Donne senza dimora. Cresce il numero e l’età media delle ospiti della Casa della Carità di Milano
ROMA – Alla Casa della Carità di Via Brambilla a Milano ci sono sempre più donne e, attualmente, il cosiddetto “Piano Sara” intitolato, alla figura biblica della moglie di Abramo, accoglie 25 ospiti di sesso femminile, un terzo delle quali italiane. In un articolo pubblicato sull’ultimo numero della newsletter della struttura voluta nel 2002 dal cardinale Carlo Maria Martini e presieduta fino a qualche settimana fa da don Virginio Colmegna, la responsabile dei Progetti sociali, Vanessa Caputo, racconta: “Storicamente alla Casa della Carità abbiamo sempre accolto più uomini che donne. Vuoi perché l’immigrazione cominciava prevalentemente dagli uomini che poi venivano raggiunti dalle mogli, o vuoi perché le persone senza dimora sono in prevalenza maschi”. Oggi però la situazione è cambiata e il numero degli uomini e delle donne accolte è molto simile. Questo è in solo in parte conseguenza della recente riprogettazione degli spazi di Via Brambilla, perché tra le persone che bussano alle porte della Casa sono aumentate le donne: “Oggi c’è anche un’immigrazione fortemente femminile. I motivi sono diversi. Per esempio arrivano donne desiderose di autodeterminarsi, che vogliono poter scegliere chi sposare, indipendentemente dalle imposizioni delle famiglie. E sia tra le straniere che tra le italiane, arrivano donne separate, divorziate o che sono fuggite da situazioni di maltrattamento”.
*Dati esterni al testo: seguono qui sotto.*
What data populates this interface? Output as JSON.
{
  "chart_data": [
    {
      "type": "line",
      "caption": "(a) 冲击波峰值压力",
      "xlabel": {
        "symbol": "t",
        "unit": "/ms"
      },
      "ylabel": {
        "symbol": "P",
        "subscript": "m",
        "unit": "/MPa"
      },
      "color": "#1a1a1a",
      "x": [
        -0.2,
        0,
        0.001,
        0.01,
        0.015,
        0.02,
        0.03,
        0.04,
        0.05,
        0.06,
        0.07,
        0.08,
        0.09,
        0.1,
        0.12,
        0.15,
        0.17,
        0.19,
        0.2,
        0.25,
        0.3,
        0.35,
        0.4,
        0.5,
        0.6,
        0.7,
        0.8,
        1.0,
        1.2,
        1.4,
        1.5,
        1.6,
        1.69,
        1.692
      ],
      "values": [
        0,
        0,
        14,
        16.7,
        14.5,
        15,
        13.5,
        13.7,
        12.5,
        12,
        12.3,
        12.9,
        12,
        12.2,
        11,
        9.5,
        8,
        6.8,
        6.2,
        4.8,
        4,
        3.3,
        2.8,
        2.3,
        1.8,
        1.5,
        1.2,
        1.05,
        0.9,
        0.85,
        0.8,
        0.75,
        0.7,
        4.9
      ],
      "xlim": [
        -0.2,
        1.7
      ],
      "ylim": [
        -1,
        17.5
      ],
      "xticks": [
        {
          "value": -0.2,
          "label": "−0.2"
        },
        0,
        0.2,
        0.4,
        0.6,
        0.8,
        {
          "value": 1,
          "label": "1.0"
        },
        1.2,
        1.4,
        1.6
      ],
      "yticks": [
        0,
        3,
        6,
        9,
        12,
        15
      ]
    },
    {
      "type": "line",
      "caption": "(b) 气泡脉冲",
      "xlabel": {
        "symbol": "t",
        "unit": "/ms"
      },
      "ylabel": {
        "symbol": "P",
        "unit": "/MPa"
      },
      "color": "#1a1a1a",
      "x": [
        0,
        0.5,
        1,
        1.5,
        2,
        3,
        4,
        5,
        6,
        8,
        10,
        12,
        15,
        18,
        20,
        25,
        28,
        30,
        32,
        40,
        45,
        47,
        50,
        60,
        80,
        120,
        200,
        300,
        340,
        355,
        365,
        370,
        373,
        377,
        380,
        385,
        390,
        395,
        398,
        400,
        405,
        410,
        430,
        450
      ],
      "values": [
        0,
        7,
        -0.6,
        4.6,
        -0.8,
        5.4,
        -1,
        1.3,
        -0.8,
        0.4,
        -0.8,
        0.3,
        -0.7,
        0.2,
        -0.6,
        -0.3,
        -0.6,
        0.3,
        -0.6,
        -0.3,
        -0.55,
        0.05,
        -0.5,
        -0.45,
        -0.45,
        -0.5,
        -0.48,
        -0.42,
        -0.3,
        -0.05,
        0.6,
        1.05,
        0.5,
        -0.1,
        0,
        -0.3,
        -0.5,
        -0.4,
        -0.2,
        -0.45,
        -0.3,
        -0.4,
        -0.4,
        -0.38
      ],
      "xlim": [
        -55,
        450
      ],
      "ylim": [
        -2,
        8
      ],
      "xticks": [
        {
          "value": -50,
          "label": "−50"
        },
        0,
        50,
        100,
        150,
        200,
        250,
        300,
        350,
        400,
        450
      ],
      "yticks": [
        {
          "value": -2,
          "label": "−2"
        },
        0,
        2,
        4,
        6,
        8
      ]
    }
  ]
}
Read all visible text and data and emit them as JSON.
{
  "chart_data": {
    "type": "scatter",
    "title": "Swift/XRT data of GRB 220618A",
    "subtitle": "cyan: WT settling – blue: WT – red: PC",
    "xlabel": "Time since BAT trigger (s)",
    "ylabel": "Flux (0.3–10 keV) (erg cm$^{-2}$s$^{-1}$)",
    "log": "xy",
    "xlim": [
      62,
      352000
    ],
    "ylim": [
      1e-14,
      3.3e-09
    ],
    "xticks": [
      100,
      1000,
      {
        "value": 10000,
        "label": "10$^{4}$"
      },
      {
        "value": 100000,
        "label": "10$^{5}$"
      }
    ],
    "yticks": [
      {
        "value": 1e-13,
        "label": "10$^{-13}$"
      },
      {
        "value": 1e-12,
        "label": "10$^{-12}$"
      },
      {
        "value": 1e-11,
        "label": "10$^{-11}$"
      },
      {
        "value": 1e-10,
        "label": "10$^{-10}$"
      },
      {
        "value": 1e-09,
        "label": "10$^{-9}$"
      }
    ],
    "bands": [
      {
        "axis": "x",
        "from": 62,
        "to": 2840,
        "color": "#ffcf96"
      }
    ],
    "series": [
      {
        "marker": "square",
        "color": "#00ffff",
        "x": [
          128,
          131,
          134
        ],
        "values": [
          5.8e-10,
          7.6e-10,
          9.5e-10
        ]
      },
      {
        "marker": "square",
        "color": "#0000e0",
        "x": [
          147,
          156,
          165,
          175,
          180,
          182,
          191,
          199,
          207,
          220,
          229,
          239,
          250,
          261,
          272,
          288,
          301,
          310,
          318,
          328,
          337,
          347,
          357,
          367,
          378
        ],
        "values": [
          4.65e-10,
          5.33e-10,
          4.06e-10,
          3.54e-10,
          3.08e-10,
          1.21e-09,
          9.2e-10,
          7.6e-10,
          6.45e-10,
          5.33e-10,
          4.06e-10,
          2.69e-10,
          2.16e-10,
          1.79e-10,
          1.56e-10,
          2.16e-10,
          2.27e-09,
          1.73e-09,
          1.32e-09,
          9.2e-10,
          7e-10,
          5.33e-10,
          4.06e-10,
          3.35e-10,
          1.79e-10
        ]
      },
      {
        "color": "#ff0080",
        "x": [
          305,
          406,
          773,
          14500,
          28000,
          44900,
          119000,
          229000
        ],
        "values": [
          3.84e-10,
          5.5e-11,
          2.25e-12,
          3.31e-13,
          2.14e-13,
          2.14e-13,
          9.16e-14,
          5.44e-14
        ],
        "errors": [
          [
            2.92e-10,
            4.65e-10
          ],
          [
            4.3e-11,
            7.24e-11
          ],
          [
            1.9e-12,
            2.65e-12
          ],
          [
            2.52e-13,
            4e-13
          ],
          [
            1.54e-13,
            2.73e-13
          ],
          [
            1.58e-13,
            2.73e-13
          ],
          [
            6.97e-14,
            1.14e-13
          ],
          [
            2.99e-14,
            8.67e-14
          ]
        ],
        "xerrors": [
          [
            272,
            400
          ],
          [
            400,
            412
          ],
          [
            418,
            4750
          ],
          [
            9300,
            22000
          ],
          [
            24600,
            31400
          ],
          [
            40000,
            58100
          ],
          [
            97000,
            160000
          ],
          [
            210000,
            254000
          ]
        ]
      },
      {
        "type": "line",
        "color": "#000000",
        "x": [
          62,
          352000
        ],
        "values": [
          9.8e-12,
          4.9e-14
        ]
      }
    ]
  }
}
In aumento le donne anziane
Negli ultimi tempi è anche aumentata l’età degli ospiti della Casa della Carità, soprattutto tra le donne: “Si pensi che al momento abbiamo solo tre ventenni, mentre le altre hanno superato abbondantemente i 30 anni fino ad arrivare a 76 anni. E solo perché da poco è uscita più anziana di tutte che aveva 83 anni, una cosa che non si era mai verificata prima”. La donna in questione è Rahel, che si è trovata per strada all’età di 80 anni. Rahel è arrivata in Italia dall’Eritrea molti anni fa. Ha sempre lavorato duramente fino a che non è riuscita a comprarsi una piccola casa. Ma, quando l’attività commerciale avviata da suo figlio ha cominciato ad andare male, si è vista pignorare la propria casa.. Per alcuni anni Rahel è stata ospite della Casa della Carità, dove è stata sostenuta in un percorso di vita autonoma, fino all’ottenimento di una casa popolare, dove si è trasferita all’inizio del 2023.
Vita più difficile per le donne
Ma da cosa dipende l’aumento del numero di donne in situazioni di bisogno? Secondo gli operatori della Casa della Carità parte della responsabilità risiede nelle recenti emergenze che, dal Covid all’inflazione, hanno messo in crisi quelle reti sulle quali le donne, rispetto agli uomini, potevano più facilmente contare: “L’idea che le donne abbiamo reti più forti rispetto agli uomini è meno vera rispetto ad alcuni anni fa, perché ormai le difficoltà ci sono per tutti e anche amici o parenti fanno più fatica a ospitarti – prosegue Caputo –. Vivere a Milano è difficile e costoso per tutti, quindi accogliere nella propria casa una persona estranea o anche un familiare è diventato un costo e quindi è più problematico. La nostra impressione è che una donna di una certa età che rimane sola abbia meno opportunità di crearsi dei nuovi legami – prosegue –. È invece più facile che uomo di una certa età trovi una donna, magari anche più giovane, disposta ad accoglierlo e a prendersi cura di lui. Una donna che ha già matrimonio fallito alle spalle e magari ha perso lavoro e ha problemi economici non ha attrattiva. Viceversa le donne tendono a farsi carico anche di uomini con queste difficoltà.
Maternità, una questione delicata
Un tema delicato nell’accoglienza delle donne è quello della maternità: “Da una parte abbiamo donne che hanno vissuti di separazione dai propri figli: figli abbandonati, dispersi, sottratti, morti o lasciati alle cure di qualcun altro. Dall’altra, soprattutto per le donne straniere e per le più giovani, la maternità è un desiderio molto forte, nonostante la difficoltà che attraversano, o addirittura un tema indentitario. Per esempio stiamo ospitando alcune donne marocchine che, a causa di un tumore all’utero, hanno subito un’isterectomia e sono talmente legate alla dimensione del corpo e alla capacità di procreare, che il fatto di non poter più avere figli le fa sentire meno donne e pensano non valere più niente”, conclude l’operatrice.